On an island of haves and have-nots, teen John B enlists his three best friends to hunt for a legendary treasure linked to his father’s disappearance.
Format: 10 episodes streaming on Netflix simultaneously.
Cast: Chase Stokes, Madelyn Cline, Madison Bailey, Jonathan Daviss, Rudy Pankow, Charles Esten, Austin North, Drew Starkey, Adina Porter, Caroline Arapoglou, Nicholas Cirillo
Directors: Jonas Pate (1-2, 5-6, 9-10), Cherie Nowlan (3-4), Valerie Weiss (7-8)
Writers: Josh Pate (Created by, 1, 3, 5, 10), Jonas Pate (Created by, 4), Shannon Burke (Created by, 1-2, 5, 10), Keith Josef Adkins (6), Kathleen Hale (6-7), Rachel Sydney Alter (8), Dan Dworkin (9), Jay Beattie (9)
The teen drama genre has seen an influx in the last few years with Netflix, The CW and others seemingly pumping them out. It takes something unique to make a new series standout and Outer Banks certainly does: the promise of lost treasure.
Set on the Outer Banks of North Carolina, the series revolves around John B (Chase Stokes) and his friends JJ (Rudy Pankow), Pope (Jonathan Daviss) and Kiara (Madison Bailey), who refer to themselves as “The Pogues”. In the wake of a hurricane, which cuts power to their town, the Pogues stumble across the first clues towards a shipwreck treasure and the truth behind John B’s father’s disappearance.
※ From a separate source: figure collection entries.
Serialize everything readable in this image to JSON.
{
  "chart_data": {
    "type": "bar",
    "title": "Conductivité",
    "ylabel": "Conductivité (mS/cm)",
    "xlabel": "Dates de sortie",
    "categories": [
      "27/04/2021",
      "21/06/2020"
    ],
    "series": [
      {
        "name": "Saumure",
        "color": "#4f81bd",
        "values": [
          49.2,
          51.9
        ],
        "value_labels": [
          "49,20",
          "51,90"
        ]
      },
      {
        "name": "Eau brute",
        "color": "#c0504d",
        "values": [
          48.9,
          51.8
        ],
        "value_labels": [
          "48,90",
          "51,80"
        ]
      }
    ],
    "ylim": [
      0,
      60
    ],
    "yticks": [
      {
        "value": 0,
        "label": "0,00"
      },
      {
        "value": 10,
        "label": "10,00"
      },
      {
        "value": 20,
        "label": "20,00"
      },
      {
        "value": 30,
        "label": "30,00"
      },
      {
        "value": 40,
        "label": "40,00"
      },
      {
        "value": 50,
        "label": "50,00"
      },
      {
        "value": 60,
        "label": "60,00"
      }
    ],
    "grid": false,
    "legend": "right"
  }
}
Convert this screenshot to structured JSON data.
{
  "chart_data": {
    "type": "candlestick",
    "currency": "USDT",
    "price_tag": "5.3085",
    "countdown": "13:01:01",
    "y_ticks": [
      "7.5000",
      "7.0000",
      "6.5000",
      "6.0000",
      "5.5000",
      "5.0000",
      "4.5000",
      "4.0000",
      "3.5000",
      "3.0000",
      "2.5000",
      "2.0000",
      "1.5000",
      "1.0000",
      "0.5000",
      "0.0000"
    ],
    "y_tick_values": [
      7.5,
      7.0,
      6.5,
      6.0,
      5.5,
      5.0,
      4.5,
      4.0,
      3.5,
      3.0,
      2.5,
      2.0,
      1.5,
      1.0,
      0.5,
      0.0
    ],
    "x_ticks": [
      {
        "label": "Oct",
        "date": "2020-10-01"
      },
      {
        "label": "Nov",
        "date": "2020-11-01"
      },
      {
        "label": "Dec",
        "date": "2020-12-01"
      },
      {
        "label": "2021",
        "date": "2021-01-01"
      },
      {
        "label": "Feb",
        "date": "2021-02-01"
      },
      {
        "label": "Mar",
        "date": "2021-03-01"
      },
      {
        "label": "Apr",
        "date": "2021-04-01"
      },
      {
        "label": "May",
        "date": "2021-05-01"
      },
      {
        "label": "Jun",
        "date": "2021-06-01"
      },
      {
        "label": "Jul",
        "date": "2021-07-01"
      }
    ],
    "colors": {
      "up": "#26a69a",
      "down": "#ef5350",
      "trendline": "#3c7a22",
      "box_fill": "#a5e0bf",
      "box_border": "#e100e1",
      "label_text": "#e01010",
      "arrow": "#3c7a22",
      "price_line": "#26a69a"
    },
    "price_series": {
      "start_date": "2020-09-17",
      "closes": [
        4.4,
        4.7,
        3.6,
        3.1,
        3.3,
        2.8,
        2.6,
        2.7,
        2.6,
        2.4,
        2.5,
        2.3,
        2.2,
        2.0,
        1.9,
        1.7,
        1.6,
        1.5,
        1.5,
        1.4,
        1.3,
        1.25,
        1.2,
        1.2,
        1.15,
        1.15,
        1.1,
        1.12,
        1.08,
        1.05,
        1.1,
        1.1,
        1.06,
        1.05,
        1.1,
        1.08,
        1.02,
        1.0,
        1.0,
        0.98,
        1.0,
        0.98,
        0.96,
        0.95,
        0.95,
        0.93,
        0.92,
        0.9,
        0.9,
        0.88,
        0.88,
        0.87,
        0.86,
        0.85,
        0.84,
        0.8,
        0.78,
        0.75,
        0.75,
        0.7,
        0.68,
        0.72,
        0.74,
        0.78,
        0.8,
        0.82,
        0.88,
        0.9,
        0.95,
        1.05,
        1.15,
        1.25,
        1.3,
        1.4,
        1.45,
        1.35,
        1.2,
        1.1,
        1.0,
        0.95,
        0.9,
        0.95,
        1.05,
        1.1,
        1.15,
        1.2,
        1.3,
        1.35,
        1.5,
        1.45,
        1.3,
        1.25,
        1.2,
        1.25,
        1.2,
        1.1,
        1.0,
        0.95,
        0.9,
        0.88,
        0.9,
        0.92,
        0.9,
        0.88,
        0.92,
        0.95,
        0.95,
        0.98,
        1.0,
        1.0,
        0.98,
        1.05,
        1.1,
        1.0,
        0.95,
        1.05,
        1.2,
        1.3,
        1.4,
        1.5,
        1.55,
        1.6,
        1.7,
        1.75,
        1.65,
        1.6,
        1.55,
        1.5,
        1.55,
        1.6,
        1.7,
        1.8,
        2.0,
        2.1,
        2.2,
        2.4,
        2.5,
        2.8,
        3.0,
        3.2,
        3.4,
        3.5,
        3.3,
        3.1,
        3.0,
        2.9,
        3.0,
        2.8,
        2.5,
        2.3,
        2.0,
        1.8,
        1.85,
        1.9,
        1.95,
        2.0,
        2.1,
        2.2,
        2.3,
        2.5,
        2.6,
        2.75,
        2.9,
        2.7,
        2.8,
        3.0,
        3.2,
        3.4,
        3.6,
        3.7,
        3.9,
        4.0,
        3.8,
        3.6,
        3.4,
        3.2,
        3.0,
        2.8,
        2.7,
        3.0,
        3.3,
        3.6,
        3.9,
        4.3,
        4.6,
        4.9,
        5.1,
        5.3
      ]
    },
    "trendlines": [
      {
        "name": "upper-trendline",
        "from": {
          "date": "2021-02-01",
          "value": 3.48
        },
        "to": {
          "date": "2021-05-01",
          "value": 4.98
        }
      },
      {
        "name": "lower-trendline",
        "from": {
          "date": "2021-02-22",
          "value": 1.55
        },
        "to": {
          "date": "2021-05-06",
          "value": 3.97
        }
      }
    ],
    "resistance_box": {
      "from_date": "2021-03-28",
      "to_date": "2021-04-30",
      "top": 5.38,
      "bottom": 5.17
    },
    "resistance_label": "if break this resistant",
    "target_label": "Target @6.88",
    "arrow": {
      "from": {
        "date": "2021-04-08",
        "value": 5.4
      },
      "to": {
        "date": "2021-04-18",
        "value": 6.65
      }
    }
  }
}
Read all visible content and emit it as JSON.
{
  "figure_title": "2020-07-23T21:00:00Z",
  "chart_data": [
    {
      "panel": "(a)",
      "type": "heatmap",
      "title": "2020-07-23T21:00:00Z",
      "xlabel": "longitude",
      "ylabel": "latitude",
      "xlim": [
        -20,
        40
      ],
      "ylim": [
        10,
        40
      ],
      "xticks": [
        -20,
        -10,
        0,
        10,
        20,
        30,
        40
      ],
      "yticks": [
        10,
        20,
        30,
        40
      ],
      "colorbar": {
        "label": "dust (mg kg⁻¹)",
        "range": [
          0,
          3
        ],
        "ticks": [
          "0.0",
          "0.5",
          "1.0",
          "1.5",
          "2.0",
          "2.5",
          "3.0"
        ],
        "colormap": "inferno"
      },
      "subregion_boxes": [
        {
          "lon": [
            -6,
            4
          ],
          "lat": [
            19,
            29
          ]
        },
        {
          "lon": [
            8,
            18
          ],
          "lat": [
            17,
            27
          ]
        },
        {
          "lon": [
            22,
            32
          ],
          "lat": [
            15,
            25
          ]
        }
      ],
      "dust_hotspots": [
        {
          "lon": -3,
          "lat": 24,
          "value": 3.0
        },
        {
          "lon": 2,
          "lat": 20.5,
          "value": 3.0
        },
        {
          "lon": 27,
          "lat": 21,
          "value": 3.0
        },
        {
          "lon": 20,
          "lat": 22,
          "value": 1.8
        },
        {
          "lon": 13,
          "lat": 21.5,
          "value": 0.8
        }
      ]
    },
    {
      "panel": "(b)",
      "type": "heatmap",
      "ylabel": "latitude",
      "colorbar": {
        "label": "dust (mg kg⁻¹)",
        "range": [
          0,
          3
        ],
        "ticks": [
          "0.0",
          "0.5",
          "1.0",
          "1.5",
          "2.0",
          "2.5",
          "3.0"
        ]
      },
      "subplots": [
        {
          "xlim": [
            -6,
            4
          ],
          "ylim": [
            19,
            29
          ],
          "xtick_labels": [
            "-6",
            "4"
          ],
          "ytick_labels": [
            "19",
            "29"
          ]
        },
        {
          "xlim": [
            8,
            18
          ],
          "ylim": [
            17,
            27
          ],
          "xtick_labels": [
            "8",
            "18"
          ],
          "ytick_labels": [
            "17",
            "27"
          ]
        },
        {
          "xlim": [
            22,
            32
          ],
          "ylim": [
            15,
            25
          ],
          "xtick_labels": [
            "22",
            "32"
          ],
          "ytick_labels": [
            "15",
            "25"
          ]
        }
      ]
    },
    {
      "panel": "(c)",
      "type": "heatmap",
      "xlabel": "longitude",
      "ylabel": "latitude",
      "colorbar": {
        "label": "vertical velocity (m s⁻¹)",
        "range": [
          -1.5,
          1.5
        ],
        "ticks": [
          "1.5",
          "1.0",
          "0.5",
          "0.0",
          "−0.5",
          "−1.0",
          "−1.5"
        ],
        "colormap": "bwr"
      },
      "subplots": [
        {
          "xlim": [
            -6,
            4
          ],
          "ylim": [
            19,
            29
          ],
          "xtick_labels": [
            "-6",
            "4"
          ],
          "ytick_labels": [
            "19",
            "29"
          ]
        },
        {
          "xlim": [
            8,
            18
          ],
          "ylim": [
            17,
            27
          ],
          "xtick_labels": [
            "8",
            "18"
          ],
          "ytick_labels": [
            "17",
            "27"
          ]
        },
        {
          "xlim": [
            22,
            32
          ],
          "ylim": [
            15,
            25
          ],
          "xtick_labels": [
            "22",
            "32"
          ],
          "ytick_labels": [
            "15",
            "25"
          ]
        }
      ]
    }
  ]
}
The show, like many of this genre, has a focus on the class difference and the recurring idea of the rich getting richer and holding down the less fortunate. The Pogues are from working-class families of the Outer Banks (with the exception of Kiara) while “The Kooks” are a term given for the rich people who live there, usual wearing cardigans, boat shoes and frequenting the country club. In the wake of the hurricane, the divide between the two classes is even broader with the Kooks able to afford generators to keep the lights on, although that idea is not really a focus of the show.
Outer Banks is filled with the type of tropes and characters you would expect from a teen drama. John B is the charismatic, smart leader of the group, Pope is the future-focused, nerdy black kid, Kiara is the kid from a well-off family while JJ is the impulsive kid from a violent, troubled home. Add on top of that the Kook characters like Ward Cameron (Charles Esten), a Pogue-turned-Kook who is now a wealthy property developer who John B does some work for. His daughter, Sarah (Madelyn Cline), is John B’s main love interest despite him being from the wrong side of the tracks and having a boyfriend in Topper (Austin North) who is extremely possessive and jealous. Her brother Rafe (Drew Starkey) is the stereotypical entitled, selfish rich kid who falls into the drug scene, selling cocaine at his Kook parties for kicks.
The characters are not the most fleshed out we’ve seen before, with only really John B, JJ and Ward given any meaningful character development and focus. Topper and Rafe serve almost no purpose but to be hated and be a constant thorn in the side of the Pogues. It’s surprising how few female characters there are and how little they are given to do, especially given the type of genre it is.
The show’s treasure hunting storyline and unique setting make the series stand out from other shows like it. With treasure up for grabs, there are of course some shady also after that same payday, leading to firefights, fistfights and chases. The water-adjacent setting leads to a lot of boat-related misadventures and action set pieces. The action is generally shot well but there are two chase sequences that are shot handheld that are difficult to watch. They feel more like they loosely tied a GoPro to someone’s chest and told them to chase the characters as well, so shaky was the footage. I could feel myself get a bit queasy watching it but it is only done those two times and early in the series mercifully.